The Pawlenty administration redacted and edited an in-depth report they requested on the subject last year. The report was supposed to lay out for legislators different options and risks and costs of dealing with this population. But suggestions from researchers that did not meet the Pawlenty administration’s political viewpoints on the issue were removed from the report.
Luckily, an authentic version of the first report has been recovered and now the issue can be considered seriously by legislators and the new governor.
A recent hearing at the Legislature focused on the expected release of two sex offenders from facilities in St. Peter. They have graduated to advanced treatment and were recommended by the appropriate legal panel to be allowed conditional releases as part of their ongoing treatment. These individuals were violent sexual predators and the public is understandably fearful of their release.
But in 17 years of the program, no offenders have been completely released. That puts the program on shaky legal ground, according to Program director Dennis Benson.
There have been court cases brought in other states that raise the risk of immediate release of many offenders if programs are shown to be de facto prisons and don’t offer a pathway to release for inmates. Those programs could be deemed unconstitutional on grounds of people being imprisoned twice for the same crime. These risks should be considered very seriously by state leaders.

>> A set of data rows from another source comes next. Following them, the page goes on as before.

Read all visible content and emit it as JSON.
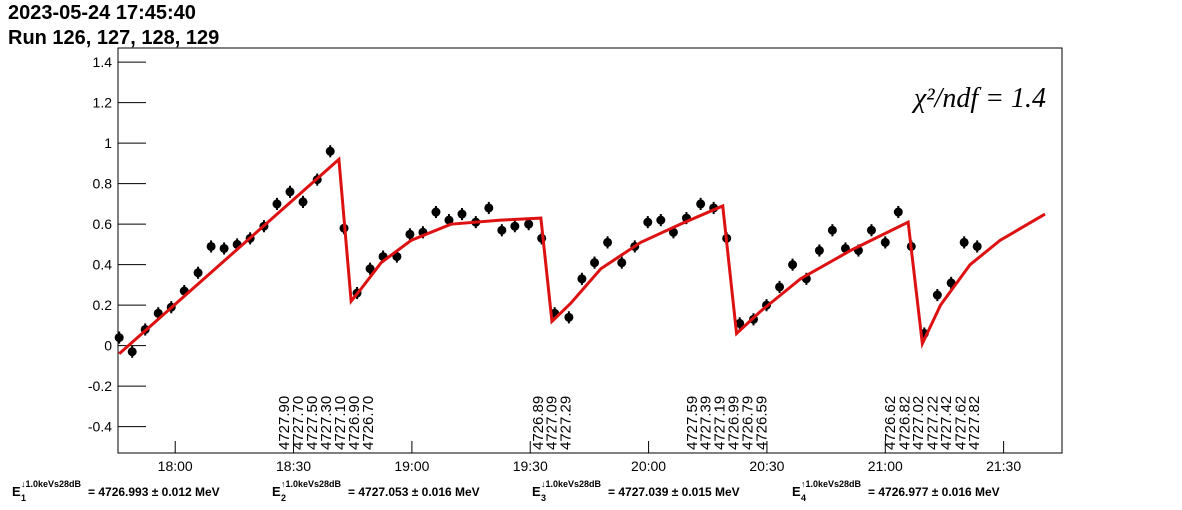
{
  "header": {
    "date": "2023-05-24 17:45:40",
    "runs": "Run 126, 127, 128, 129"
  },
  "chart_data": {
    "type": "scatter",
    "annotation": "χ²/ndf = 1.4",
    "xlim": [
      1065.5,
      1304.8
    ],
    "xticks": [
      {
        "value": 1080,
        "label": "18:00"
      },
      {
        "value": 1110,
        "label": "18:30"
      },
      {
        "value": 1140,
        "label": "19:00"
      },
      {
        "value": 1170,
        "label": "19:30"
      },
      {
        "value": 1200,
        "label": "20:00"
      },
      {
        "value": 1230,
        "label": "20:30"
      },
      {
        "value": 1260,
        "label": "21:00"
      },
      {
        "value": 1290,
        "label": "21:30"
      }
    ],
    "ylim": [
      -0.53,
      1.47
    ],
    "yticks": [
      -0.4,
      -0.2,
      0,
      0.2,
      0.4,
      0.6,
      0.8,
      1,
      1.2,
      1.4
    ],
    "series": [
      {
        "color": "#000000",
        "x": [
          1065.8,
          1069.1,
          1072.4,
          1075.7,
          1079.0,
          1082.3,
          1085.8,
          1089.1,
          1092.4,
          1095.7,
          1099.0,
          1102.5,
          1105.8,
          1109.1,
          1112.4,
          1116.0,
          1119.3,
          1122.8,
          1126.1,
          1129.4,
          1132.7,
          1136.2,
          1139.5,
          1142.8,
          1146.1,
          1149.4,
          1152.7,
          1156.2,
          1159.5,
          1162.8,
          1166.1,
          1169.6,
          1172.9,
          1176.2,
          1179.8,
          1183.1,
          1186.3,
          1189.6,
          1193.2,
          1196.5,
          1199.8,
          1203.1,
          1206.3,
          1209.6,
          1213.2,
          1216.5,
          1219.8,
          1223.1,
          1226.6,
          1229.9,
          1233.2,
          1236.5,
          1240.0,
          1243.3,
          1246.6,
          1249.9,
          1253.2,
          1256.5,
          1260.0,
          1263.3,
          1266.6,
          1269.9,
          1273.2,
          1276.7,
          1280.0,
          1283.3
        ],
        "values": [
          0.04,
          -0.03,
          0.08,
          0.16,
          0.19,
          0.27,
          0.36,
          0.49,
          0.48,
          0.5,
          0.53,
          0.59,
          0.7,
          0.76,
          0.71,
          0.82,
          0.96,
          0.58,
          0.26,
          0.38,
          0.44,
          0.44,
          0.55,
          0.56,
          0.66,
          0.62,
          0.65,
          0.61,
          0.68,
          0.57,
          0.59,
          0.6,
          0.53,
          0.16,
          0.14,
          0.33,
          0.41,
          0.51,
          0.41,
          0.49,
          0.61,
          0.62,
          0.56,
          0.63,
          0.7,
          0.68,
          0.53,
          0.11,
          0.13,
          0.2,
          0.29,
          0.4,
          0.33,
          0.47,
          0.57,
          0.48,
          0.47,
          0.57,
          0.51,
          0.66,
          0.49,
          0.06,
          0.25,
          0.31,
          0.51,
          0.49
        ],
        "errors": [
          0.03,
          0.03,
          0.03,
          0.03,
          0.03,
          0.03,
          0.03,
          0.03,
          0.03,
          0.03,
          0.03,
          0.03,
          0.03,
          0.03,
          0.03,
          0.03,
          0.03,
          0.03,
          0.03,
          0.03,
          0.03,
          0.03,
          0.03,
          0.03,
          0.03,
          0.03,
          0.03,
          0.03,
          0.03,
          0.03,
          0.03,
          0.03,
          0.03,
          0.03,
          0.03,
          0.03,
          0.03,
          0.03,
          0.03,
          0.03,
          0.03,
          0.03,
          0.03,
          0.03,
          0.03,
          0.03,
          0.03,
          0.03,
          0.03,
          0.03,
          0.03,
          0.03,
          0.03,
          0.03,
          0.03,
          0.03,
          0.03,
          0.03,
          0.03,
          0.03,
          0.03,
          0.03,
          0.03,
          0.03,
          0.03,
          0.03
        ]
      },
      {
        "color": "#dd1111",
        "x": [
          1065.8,
          1121.5,
          1124.6,
          1127.1,
          1132.2,
          1139.8,
          1149.9,
          1162.5,
          1172.7,
          1175.5,
          1180.3,
          1187.9,
          1198.0,
          1208.1,
          1218.8,
          1222.3,
          1228.4,
          1238.5,
          1251.2,
          1265.8,
          1269.4,
          1274.0,
          1281.5,
          1289.1,
          1300.5
        ],
        "values": [
          -0.04,
          0.92,
          0.22,
          0.28,
          0.41,
          0.52,
          0.6,
          0.62,
          0.63,
          0.12,
          0.21,
          0.38,
          0.51,
          0.6,
          0.69,
          0.06,
          0.17,
          0.33,
          0.47,
          0.61,
          0.01,
          0.2,
          0.4,
          0.52,
          0.65
        ]
      }
    ],
    "labels": [
      {
        "x": 1107.3,
        "text": "4727.90"
      },
      {
        "x": 1110.9,
        "text": "4727.70"
      },
      {
        "x": 1114.4,
        "text": "4727.50"
      },
      {
        "x": 1118.0,
        "text": "4727.30"
      },
      {
        "x": 1121.5,
        "text": "4727.10"
      },
      {
        "x": 1125.1,
        "text": "4726.90"
      },
      {
        "x": 1128.6,
        "text": "4726.70"
      },
      {
        "x": 1171.7,
        "text": "4726.89"
      },
      {
        "x": 1175.2,
        "text": "4727.09"
      },
      {
        "x": 1178.7,
        "text": "4727.29"
      },
      {
        "x": 1210.7,
        "text": "4727.59"
      },
      {
        "x": 1214.2,
        "text": "4727.39"
      },
      {
        "x": 1217.7,
        "text": "4727.19"
      },
      {
        "x": 1221.3,
        "text": "4726.99"
      },
      {
        "x": 1224.8,
        "text": "4726.79"
      },
      {
        "x": 1228.4,
        "text": "4726.59"
      },
      {
        "x": 1261.0,
        "text": "4726.62"
      },
      {
        "x": 1264.6,
        "text": "4726.82"
      },
      {
        "x": 1268.1,
        "text": "4727.02"
      },
      {
        "x": 1271.7,
        "text": "4727.22"
      },
      {
        "x": 1275.2,
        "text": "4727.42"
      },
      {
        "x": 1278.8,
        "text": "4727.62"
      },
      {
        "x": 1282.3,
        "text": "4727.82"
      }
    ]
  },
  "results": [
    {
      "symbol": "E",
      "sub": "1",
      "sup": "↓1.0keVs28dB",
      "text": "= 4726.993 ± 0.012 MeV"
    },
    {
      "symbol": "E",
      "sub": "2",
      "sup": "↑1.0keVs28dB",
      "text": "= 4727.053 ± 0.016 MeV"
    },
    {
      "symbol": "E",
      "sub": "3",
      "sup": "↓1.0keVs28dB",
      "text": "= 4727.039 ± 0.015 MeV"
    },
    {
      "symbol": "E",
      "sub": "4",
      "sup": "↑1.0keVs28dB",
      "text": "= 4726.977 ± 0.016 MeV"
    }
  ]
}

Redacting and editing important reports will not help. Nor is it helpful for legislators like Glencoe Republican Glenn Gruenhagen to suggest barbaric solutions like castration and chain gangs. These would likely not pass legal muster, and they would not solve the problem.
Part of the financial problem we have with the program is that the number of people committed since the Dru Sjodin murder has tripled — not because there is necessarily more who should have been committed but because of political pressures.